The management is asking partners to back a scheme whereby they can be not only frozen on the lockstep, but also moved down. It is also advocating a change to the constitution as regards expelling partners. Clifford Chance currently requires an 85 per cent majority for an expulsion vote – seen by the management as an unacceptably unwieldy way of working, especially after former Bangkok managing partner Wirot Poonsuwan was ejected from the partnership last year. The proposals were trailed in a strategy paper written by managing partner Peter Cornell last summer.
The vote could dramatically change the way that the equity is shared out as the firm battles with falling profitability – profits per partner are projected to be less than £500,000 this year.
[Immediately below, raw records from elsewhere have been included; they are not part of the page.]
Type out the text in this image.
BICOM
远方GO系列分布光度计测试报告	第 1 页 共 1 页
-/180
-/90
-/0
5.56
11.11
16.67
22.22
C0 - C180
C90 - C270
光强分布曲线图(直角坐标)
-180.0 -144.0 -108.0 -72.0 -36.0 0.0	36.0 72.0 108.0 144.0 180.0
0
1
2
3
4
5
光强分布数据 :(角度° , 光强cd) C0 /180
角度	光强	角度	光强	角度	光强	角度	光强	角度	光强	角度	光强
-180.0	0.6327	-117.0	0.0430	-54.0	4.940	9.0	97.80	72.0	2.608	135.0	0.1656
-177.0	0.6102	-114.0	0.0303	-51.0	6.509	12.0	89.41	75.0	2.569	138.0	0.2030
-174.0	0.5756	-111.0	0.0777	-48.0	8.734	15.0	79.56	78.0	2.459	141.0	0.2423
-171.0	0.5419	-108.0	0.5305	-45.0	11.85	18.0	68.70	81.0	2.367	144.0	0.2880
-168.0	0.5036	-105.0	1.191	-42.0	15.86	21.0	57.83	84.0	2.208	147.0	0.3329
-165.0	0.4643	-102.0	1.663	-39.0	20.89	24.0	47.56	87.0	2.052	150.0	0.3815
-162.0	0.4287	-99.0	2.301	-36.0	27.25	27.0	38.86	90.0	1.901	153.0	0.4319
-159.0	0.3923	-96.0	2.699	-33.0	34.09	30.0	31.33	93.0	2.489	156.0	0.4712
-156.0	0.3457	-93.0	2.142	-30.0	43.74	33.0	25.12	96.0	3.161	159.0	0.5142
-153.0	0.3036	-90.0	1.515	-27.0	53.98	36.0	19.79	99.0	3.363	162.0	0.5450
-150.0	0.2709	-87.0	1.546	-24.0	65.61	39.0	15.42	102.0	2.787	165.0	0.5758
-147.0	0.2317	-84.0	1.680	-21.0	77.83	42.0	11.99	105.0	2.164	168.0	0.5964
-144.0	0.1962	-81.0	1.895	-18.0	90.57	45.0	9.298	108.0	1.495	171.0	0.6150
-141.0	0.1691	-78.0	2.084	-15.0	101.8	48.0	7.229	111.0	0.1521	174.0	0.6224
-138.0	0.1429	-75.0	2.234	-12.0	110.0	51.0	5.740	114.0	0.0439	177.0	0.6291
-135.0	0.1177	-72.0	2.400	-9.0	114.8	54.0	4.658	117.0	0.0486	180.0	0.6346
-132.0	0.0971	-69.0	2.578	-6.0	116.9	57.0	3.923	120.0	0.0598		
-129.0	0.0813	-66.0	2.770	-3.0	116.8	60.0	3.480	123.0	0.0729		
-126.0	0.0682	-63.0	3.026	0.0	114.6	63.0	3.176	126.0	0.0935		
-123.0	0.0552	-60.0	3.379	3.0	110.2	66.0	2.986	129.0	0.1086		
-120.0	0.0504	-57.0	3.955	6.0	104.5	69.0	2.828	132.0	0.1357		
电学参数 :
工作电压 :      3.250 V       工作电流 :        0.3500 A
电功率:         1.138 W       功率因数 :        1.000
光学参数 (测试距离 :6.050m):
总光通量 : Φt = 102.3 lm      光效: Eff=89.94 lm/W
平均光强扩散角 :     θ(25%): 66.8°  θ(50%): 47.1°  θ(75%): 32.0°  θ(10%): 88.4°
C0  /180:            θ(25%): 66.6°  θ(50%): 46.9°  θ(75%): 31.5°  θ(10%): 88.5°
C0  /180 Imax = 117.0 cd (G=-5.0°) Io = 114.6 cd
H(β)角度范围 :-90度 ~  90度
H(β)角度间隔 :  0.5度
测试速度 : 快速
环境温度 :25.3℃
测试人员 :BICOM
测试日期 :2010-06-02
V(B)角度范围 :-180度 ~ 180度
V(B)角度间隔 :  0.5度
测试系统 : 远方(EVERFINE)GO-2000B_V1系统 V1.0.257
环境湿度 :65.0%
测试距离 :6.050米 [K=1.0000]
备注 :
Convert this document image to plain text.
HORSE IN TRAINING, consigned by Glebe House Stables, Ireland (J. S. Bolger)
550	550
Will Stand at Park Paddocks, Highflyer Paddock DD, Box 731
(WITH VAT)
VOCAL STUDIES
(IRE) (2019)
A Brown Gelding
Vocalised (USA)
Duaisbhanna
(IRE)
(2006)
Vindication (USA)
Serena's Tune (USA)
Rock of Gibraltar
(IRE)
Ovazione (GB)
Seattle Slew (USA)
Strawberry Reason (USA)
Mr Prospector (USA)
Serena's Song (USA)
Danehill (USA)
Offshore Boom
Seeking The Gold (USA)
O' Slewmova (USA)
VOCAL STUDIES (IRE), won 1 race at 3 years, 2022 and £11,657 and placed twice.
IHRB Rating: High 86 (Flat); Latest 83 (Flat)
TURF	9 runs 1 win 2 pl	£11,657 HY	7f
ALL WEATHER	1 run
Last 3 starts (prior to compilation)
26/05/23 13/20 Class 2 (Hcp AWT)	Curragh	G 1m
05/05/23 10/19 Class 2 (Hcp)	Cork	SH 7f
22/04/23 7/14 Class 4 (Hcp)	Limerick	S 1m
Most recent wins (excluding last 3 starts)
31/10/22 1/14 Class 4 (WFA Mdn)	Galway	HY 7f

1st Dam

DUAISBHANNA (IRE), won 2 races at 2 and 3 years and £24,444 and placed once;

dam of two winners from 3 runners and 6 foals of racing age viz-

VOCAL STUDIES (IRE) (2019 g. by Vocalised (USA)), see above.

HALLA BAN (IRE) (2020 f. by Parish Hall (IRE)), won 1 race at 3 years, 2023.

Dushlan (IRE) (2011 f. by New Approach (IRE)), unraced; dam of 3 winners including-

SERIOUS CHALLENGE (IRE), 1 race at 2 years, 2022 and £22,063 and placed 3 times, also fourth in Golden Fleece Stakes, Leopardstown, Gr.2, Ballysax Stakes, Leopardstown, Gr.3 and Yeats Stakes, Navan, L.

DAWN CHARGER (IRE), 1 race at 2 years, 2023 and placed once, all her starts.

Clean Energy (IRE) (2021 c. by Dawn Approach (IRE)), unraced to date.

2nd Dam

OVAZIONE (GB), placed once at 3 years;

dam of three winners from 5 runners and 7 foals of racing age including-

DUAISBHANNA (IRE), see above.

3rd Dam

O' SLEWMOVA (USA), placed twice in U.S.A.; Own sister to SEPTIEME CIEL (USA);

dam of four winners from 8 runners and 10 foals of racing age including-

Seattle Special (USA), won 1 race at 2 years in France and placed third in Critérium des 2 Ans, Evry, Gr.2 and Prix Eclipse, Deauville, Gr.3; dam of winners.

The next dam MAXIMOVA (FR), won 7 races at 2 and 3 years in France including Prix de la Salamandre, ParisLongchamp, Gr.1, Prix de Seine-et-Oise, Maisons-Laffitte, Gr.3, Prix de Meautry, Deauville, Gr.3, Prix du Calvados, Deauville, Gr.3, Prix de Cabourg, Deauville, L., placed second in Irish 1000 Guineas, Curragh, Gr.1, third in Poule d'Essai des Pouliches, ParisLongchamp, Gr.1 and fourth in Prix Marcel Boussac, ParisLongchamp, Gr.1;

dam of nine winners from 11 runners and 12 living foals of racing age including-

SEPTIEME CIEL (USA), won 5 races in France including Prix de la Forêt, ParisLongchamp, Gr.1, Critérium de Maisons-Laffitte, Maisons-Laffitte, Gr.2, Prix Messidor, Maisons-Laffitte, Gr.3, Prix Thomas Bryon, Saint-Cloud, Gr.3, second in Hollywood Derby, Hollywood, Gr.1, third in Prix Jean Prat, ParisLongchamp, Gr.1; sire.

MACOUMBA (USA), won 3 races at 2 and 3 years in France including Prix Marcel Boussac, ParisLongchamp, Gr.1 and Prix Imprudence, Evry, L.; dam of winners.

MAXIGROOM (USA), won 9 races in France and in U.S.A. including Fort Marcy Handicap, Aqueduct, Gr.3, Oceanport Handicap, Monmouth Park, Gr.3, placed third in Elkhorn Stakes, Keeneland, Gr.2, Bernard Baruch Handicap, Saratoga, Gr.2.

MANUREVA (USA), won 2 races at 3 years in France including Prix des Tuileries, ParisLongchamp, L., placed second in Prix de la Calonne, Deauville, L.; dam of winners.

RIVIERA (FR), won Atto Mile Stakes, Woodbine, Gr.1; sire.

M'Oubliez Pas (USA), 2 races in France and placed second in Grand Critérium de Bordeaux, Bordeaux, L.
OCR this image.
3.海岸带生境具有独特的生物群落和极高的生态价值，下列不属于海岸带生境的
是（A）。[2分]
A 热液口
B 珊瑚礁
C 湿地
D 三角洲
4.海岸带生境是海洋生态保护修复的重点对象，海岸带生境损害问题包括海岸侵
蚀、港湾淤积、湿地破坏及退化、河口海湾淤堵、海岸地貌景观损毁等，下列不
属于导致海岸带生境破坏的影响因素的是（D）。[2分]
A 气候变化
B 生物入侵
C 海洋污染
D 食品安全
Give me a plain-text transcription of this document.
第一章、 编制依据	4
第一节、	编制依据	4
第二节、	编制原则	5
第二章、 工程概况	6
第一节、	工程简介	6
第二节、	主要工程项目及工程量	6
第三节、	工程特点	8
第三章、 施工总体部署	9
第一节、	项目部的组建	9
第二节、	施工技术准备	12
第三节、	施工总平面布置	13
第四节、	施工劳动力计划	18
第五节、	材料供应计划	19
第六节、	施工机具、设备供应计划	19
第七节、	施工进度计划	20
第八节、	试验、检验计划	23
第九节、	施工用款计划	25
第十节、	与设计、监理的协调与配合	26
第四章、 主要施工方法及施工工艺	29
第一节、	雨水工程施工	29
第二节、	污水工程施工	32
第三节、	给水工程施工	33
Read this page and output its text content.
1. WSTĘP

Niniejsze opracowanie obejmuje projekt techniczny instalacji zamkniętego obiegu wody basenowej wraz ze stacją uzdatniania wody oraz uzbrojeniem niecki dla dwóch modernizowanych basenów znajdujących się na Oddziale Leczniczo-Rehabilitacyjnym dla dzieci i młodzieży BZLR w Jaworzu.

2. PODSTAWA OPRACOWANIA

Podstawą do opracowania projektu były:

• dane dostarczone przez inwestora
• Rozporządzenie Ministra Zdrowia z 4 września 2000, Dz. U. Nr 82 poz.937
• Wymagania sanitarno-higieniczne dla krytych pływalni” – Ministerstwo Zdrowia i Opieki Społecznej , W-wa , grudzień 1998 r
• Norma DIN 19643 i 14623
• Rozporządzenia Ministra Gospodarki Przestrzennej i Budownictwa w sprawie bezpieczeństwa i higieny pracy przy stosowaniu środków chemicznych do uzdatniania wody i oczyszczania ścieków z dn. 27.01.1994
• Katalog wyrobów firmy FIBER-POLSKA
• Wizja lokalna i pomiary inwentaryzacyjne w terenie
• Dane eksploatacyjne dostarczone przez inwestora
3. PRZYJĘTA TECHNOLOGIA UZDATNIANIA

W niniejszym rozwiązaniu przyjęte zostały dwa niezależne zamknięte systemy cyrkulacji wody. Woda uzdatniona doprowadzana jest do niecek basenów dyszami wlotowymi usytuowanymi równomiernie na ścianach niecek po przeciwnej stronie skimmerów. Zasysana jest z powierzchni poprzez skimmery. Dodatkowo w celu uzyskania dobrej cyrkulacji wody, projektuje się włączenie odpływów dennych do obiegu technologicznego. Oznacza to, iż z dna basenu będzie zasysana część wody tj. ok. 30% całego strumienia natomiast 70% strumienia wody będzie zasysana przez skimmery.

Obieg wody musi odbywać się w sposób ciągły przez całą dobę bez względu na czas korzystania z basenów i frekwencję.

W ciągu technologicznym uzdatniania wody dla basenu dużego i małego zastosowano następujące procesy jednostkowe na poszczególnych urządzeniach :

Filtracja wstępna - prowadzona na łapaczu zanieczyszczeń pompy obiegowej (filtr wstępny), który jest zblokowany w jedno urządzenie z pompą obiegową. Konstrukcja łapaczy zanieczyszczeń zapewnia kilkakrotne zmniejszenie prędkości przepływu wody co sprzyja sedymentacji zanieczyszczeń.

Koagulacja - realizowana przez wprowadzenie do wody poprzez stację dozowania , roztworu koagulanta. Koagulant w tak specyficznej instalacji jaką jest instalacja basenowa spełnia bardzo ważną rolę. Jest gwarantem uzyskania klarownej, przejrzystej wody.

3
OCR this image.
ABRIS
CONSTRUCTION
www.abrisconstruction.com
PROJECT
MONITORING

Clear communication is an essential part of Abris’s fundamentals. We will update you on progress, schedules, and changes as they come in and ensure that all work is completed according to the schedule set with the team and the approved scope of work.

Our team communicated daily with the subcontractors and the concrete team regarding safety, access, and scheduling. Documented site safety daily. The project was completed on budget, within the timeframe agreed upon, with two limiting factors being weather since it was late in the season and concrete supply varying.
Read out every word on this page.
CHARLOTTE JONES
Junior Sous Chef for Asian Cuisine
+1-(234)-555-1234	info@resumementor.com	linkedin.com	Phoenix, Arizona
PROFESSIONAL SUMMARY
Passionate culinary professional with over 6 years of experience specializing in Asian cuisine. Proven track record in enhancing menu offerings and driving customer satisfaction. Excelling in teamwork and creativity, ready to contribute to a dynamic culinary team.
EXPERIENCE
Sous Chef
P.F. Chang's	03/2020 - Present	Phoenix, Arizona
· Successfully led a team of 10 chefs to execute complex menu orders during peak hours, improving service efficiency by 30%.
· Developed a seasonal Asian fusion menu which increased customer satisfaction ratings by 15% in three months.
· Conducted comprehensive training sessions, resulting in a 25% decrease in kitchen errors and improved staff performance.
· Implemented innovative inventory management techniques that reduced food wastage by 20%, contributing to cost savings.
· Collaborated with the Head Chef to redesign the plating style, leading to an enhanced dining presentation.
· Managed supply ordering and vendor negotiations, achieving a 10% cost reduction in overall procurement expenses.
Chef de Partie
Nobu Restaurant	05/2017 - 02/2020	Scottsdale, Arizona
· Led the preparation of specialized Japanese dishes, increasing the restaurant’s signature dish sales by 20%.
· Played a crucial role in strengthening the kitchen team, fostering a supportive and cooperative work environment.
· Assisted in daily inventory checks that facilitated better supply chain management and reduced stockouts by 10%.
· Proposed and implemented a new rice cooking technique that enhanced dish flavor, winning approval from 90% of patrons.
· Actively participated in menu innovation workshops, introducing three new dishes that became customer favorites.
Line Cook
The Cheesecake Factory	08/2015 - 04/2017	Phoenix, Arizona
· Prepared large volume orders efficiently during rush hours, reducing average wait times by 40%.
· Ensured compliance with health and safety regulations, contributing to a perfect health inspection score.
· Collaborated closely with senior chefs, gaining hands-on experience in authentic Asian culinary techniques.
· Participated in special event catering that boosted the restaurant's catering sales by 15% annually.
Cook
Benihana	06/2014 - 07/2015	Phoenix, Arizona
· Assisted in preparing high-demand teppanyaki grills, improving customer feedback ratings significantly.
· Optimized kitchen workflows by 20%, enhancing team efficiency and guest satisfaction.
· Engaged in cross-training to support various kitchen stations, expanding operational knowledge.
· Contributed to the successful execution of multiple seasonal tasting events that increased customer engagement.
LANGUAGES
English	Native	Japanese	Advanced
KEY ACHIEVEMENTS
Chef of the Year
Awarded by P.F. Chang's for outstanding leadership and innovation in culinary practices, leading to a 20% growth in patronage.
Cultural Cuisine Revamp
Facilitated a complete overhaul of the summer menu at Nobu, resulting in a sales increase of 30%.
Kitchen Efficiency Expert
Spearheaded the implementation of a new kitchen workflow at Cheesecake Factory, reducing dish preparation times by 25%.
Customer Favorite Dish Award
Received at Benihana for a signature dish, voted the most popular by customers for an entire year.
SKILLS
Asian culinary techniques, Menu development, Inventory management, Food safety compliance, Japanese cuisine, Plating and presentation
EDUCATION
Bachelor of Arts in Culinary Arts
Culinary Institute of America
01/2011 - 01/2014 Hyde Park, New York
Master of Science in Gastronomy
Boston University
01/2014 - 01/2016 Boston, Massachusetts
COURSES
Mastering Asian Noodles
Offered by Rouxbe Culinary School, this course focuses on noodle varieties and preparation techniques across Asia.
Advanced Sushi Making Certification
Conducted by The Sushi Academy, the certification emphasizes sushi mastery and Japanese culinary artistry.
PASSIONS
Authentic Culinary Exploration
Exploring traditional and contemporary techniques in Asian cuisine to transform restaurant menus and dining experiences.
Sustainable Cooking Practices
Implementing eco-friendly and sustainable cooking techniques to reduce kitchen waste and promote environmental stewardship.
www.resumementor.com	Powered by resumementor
The firm’s lockstep currently runs from 40-100 points; nearly half of the firm’s 441 equity partners are on plateau. As revealed in The Lawyer last July, Clifford Chance is looking at its burgeoning salaried partner layer following meetings last year between management and junior partners.
Sources within the firm have told The Lawyer that the management was cautiously optimistic at getting the vote, following a successful partnership conference last month. However, one more sceptical partner said: “It’s asking the turkeys to vote for Christmas.”